A tropical monsoon climate prevails in the south, a tropical savannah climate dominates in most of the central regions, and a Sahelian hot and semi-arid climate occurs in the north.
Source: World Bank
Impact of Global Warming on Nigeria’s Climate
Temperature rises, unpredictable rainfall, rising sea levels, flooding, drought, desertification, land degradation, more frequent extreme weather events, impacted freshwater resources, and biodiversity loss are all indications that Nigeria’s climate is changing. Rainfall duration and intensity have increased, resulting in huge runoffs and flooding in several parts of Nigeria.
According to a survey, rainfall variation is projected to increase (Akande et al., 2017; Ebele and Emodi, 2016). In southern areas, rainfall is predicted to increase, and rising sea levels will worsen flooding and coastal land submersion. According to Dioha and Emodi’s investigations, Lake Chad and other lakes in the country are likewise drying up and evaporating (2018).
As a result, global warming may present a severe threat to Nigeria’s food security status. Higher temperatures, reduced rainfall, droughts, and deserts reduce farmland, lower agricultural productivity, and affect crop yields in Nigeria, where agriculture is the chief occupation and source of income for almost 70% of the population (Ogbuabor and Egwuchukwu, 2017).
Malnutrition caused by food shortages, the spread of infectious diseases, increased air pollution, and higher temperatures linked to an increase in cases of meningitis are some of the health implications associated with the threat of food security in Nigeria.
Considering the significance of the agricultural sector to livelihoods and the economy, crop yield and productivity issues could have a negative impact on the country’s GDP. It is also likely to have a severe influence on Nigeria’s already constrained electrical power supply by affecting hydroelectric and thermal generation.
Communities suffer and face a surge in death rates as climate change becomes more frequent and intense. Experts concluded that if fossil fuels are burned continuously, the pace of loss could accelerate.
The Way Forward?
In light of this, the framework report for Nigeria’s National Adaptation Plan on Climate Change, which was produced in 2020, must be implemented in order to properly prepare for climate disasters caused by global warming. The Nigerian government should also invest more urgently in programs that safeguard homes from floods and fires, as well as programs that assist people to cope with heat stress (especially older individuals and those living in poverty).

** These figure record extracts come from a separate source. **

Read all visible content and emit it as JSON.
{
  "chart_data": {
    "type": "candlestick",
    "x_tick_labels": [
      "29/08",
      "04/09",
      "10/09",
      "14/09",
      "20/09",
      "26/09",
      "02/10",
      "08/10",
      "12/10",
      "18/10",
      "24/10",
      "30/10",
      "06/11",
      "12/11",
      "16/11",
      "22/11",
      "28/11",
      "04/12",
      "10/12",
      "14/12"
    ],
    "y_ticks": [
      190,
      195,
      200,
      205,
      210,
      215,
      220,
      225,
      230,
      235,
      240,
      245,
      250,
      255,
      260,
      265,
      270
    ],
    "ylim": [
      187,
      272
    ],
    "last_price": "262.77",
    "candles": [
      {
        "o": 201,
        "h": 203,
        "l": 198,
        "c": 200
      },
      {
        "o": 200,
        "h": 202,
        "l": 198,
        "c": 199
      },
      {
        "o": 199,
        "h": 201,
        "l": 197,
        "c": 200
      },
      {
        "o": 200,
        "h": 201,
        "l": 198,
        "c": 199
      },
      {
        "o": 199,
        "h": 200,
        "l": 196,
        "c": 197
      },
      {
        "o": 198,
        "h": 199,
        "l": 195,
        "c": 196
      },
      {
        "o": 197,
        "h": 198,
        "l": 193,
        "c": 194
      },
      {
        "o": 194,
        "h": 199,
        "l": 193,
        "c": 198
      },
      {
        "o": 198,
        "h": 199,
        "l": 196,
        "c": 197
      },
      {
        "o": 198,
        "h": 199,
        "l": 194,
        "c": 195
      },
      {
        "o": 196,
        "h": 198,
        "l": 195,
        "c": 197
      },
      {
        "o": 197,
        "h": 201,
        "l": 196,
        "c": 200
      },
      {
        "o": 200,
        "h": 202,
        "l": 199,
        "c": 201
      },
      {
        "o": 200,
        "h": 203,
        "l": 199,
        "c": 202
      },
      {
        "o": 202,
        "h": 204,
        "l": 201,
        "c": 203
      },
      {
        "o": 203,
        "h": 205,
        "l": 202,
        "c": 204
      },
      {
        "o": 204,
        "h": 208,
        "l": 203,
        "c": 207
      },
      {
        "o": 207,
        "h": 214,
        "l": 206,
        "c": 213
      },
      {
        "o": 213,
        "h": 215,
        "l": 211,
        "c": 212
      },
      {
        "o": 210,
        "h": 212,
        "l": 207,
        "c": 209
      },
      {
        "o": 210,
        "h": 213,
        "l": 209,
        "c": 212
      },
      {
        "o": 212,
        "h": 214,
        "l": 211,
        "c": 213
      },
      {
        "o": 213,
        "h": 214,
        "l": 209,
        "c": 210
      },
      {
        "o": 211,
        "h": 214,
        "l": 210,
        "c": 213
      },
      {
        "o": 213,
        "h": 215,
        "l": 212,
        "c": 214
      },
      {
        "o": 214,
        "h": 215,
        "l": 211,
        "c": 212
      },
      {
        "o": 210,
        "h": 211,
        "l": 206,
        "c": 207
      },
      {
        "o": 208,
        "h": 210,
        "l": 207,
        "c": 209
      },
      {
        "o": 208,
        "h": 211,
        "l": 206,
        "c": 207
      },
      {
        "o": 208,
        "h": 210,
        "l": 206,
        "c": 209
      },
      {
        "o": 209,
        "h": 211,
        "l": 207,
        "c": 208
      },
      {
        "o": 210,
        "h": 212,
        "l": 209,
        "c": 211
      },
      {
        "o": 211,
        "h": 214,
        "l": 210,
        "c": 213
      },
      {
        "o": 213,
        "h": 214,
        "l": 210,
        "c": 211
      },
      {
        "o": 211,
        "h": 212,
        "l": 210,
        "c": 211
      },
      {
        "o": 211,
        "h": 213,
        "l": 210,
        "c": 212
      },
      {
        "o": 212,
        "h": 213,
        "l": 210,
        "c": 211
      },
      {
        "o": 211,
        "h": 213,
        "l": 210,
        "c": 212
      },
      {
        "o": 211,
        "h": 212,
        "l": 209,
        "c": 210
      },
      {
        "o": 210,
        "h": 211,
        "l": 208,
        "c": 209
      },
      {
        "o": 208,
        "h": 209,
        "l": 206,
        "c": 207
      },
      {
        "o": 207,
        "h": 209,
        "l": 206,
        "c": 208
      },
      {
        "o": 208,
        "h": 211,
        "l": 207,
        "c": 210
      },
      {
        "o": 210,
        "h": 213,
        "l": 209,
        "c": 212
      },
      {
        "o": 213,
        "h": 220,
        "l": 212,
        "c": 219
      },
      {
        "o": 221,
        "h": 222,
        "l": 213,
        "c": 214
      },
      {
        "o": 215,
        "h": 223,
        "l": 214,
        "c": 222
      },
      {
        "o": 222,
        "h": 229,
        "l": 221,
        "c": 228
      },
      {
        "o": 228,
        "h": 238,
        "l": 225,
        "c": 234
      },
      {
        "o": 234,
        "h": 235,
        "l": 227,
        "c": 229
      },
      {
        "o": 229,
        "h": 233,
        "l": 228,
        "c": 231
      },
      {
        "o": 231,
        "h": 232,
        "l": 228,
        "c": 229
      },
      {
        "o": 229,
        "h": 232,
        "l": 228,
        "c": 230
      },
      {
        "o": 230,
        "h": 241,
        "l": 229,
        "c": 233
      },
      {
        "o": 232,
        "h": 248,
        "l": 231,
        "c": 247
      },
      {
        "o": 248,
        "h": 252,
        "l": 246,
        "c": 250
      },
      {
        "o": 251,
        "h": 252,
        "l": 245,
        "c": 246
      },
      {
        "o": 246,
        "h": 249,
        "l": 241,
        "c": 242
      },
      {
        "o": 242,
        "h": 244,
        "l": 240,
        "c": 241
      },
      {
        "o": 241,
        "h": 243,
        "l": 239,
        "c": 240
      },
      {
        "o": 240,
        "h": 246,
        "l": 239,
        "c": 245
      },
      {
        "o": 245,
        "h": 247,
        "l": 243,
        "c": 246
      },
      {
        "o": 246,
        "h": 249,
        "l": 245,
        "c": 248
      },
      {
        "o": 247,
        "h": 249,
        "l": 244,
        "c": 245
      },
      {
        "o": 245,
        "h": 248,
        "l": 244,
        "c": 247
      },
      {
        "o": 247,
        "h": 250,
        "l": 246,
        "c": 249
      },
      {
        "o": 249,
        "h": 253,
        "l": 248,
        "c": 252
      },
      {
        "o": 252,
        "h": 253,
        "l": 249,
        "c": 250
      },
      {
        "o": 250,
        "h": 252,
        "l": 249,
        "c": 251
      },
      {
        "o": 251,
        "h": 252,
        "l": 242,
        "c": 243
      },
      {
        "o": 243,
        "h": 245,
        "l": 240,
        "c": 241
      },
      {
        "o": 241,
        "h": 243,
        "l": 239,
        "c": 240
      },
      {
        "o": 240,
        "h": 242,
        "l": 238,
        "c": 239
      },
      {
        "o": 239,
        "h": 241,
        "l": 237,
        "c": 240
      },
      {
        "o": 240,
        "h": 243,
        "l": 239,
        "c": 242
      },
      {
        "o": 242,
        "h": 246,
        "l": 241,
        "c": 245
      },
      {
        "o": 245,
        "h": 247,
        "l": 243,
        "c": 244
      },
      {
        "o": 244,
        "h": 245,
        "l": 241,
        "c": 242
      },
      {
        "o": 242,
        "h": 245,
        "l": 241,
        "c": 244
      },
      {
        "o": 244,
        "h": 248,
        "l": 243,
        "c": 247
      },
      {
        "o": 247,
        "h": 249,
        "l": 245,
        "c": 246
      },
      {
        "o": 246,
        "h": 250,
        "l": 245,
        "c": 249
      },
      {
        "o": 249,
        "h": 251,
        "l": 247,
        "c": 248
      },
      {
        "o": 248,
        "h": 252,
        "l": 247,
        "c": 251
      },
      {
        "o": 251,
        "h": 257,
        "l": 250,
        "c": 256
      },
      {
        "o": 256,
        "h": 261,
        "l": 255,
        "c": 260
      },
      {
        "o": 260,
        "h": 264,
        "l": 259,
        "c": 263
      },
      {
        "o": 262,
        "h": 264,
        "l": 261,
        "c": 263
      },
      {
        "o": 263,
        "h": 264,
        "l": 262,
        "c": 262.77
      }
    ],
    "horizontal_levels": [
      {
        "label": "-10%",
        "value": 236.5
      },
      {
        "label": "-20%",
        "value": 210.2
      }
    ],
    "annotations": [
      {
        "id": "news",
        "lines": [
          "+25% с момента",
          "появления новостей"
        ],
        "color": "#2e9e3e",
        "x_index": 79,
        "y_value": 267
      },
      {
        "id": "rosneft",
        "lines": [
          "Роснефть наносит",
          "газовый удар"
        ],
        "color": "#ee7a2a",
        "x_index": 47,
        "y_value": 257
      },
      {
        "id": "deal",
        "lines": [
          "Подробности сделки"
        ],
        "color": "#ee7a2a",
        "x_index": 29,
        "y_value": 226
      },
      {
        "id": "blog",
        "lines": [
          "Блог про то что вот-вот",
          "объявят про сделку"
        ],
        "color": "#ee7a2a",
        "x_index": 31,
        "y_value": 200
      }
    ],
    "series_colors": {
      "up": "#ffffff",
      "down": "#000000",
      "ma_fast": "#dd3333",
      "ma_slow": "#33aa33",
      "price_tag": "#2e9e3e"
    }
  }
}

Nigeria has to focus more on making its forests and farmlands more drought-resistant, as well as preparing its coasts for flooding. Furthermore, government incentives to academic institutions and manufacturing enterprises should be used to support the development and usage of fuel-efficient cars and other technologies to prevent energy waste.
These mitigation and adaptation strategies will aid in improving air quality and lowering greenhouse gas concentrations in the atmosphere. Like most countries of the world, global warming in Nigeria is a crisis that can only be overcome by a concerted, proactive effort.